The four veterans offered their expertise — along with some criticism — as they implored the committee to worry less about the partisan political climate and more about the economic harm that could come to the financial markets and nation's credit rating if a big deal could not be reached.

"I'm worried you're going to fail," said Erskine Bowles, the former Clinton administration official and co-chairman of President Obama's fiscal commission, who sketched out a back-of-the napkin compromise to help the panel avoid that fate.

"The effect it would have on how people look at this country would be disastrous," he said.

"Devastating," agreed Alice Rivlin, founding director of the Congressional Budget Office. She warned of a long period of stagnant economic growth, "worse than the one we're climbing out of," if global markets dismissed Congress as dysfunctional.

Tuesday's public session came as the committee, made up of six Democrats and six Republicans, has been meeting mostly behind closed doors to develop a proposal to cut deficits over the next decade.

Failure by Congress to approve a compromise would trigger mandatory cuts, slicing equally across defense and domestic accounts, that both sides want to avoid.

But because the mandatory cuts would not take effect until 2013, many in Congress think they can undo them in the year ahead. Even as private conversations among smaller groups of committee members continue, the panel has essentially deadlocked along partisan lines.

Republicans are refusing to raise taxes to help reduce federal deficits. Most GOP lawmakers have signed an anti-tax pledge from conservative activist Grover Norquist's Americans for Tax Reform and are hesitant to be targeted by his group in the 2012 election.

Democrats portray their offer as having met Republicans part way by proposing to make cuts in Medicare and other entitlement programs — but only if the GOP concedes on some new taxes. Democrats want to raise taxes on wealthier Americans and limit loopholes.

The Democrats' "balanced approach" got an assist from the fiscal hawks Tuesday when Sen. Patty Murray (D-Wash.), the panel's co-chairwoman, asked the experts for a show of hands if they agreed that both revenue and taxes should be in the mix.

All four of the budget experts, including two former Republican senators, raised their hands.

The quartet included fiscal commission co-chairman and former Sen. Alan Simpson (R-Wyo.) and former Sen. Pete V. Domenici (R-N.M.). They urged the committee to go beyond its mandate and reduce deficits by more than $4 trillion to further stabilize the country's finances.

Spending cuts must be serious, the budget hawks said, but should be delayed until the economy improves. Simpson and Bowles noted that their commission found revenue by reducing tax rates and limiting so-called tax expenditures — the loopholes and special deductions that they say are simply spending by another name.

Simpson lashed out at Norquist's objection to closing tax loopholes as a way to raise revenue. Norquist promotes the theory that ending one tax break must be matched with a tax cut elsewhere.

"The fun and games are over," Simpson said. "We could get the violin out."

Both sides want to engage in a revamping of the tax code, but Republicans on the panel showed little inclination to veer beyond that goal. One path out of the gridlock could be for the committee to assign other congressional panels the task of tax and entitlement changes.
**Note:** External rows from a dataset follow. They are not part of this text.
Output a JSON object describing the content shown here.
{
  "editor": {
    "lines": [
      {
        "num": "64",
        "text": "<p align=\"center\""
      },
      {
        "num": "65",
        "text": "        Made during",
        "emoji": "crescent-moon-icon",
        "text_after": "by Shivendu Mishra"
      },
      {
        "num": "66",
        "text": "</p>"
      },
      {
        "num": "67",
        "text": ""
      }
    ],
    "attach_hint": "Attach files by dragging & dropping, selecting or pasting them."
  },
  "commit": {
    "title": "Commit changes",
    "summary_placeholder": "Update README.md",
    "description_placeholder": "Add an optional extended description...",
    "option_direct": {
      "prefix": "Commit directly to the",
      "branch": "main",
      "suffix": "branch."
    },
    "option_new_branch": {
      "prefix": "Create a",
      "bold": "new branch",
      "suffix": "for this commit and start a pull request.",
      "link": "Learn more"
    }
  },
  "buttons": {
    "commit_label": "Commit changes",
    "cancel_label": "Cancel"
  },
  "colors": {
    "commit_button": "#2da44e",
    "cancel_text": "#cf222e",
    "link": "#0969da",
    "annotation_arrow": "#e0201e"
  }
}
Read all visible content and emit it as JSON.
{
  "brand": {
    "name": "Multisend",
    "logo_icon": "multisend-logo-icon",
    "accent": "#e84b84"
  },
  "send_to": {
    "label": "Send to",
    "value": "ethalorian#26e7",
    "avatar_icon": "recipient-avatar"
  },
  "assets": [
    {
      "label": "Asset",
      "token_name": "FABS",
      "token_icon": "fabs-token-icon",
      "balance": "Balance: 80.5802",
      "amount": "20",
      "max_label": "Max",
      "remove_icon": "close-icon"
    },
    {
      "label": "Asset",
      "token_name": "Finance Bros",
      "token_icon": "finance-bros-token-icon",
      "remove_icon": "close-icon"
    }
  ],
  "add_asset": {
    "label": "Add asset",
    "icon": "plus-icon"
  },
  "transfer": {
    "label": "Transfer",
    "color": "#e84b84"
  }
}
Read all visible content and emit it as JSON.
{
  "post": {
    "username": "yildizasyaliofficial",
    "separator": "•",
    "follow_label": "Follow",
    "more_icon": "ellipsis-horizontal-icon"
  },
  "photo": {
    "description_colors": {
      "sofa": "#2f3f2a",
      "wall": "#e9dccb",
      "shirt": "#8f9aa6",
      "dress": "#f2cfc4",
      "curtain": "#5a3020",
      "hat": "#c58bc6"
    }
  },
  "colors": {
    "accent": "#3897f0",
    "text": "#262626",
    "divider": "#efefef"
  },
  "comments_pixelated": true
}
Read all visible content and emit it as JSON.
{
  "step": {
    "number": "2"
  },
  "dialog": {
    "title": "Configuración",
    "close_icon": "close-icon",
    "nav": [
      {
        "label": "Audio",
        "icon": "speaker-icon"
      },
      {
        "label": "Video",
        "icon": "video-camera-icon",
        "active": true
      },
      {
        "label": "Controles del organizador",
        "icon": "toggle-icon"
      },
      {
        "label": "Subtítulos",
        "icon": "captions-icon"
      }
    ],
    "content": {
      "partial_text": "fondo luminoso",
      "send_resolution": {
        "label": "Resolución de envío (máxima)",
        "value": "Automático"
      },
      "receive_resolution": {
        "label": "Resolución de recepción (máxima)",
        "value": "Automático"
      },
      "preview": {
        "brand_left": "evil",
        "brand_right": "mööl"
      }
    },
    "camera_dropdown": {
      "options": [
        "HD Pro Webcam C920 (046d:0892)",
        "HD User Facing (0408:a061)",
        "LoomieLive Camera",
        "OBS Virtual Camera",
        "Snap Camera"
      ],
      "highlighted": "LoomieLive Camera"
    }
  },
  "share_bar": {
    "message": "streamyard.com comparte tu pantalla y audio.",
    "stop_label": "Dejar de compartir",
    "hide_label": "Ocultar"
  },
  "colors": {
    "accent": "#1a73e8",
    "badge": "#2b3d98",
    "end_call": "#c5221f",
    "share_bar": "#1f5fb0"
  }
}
The GOP co-chairman, Rep. Jeb Hensarling of Texas, suggested that Social Security changes should be on the table.

"Social Security faces its problems as well," Hensarling said. "Certainly we cannot tax our way out of this crisis."

Several people in the audience wore red AARP T-shirts. The senior citizens' organization has been running a television ad warning the super committee that its 50 million members will not look fondly on lawmakers who trim entitlement benefits.

But the experts warned that entitlement programs should not be off-limits. Simpson called the AARP ads "disgusting" for trying to dissuade committee members from cutting entitlement programs.

"People admire guts and courage," Simpson said. "In your gut, you know what you have to do."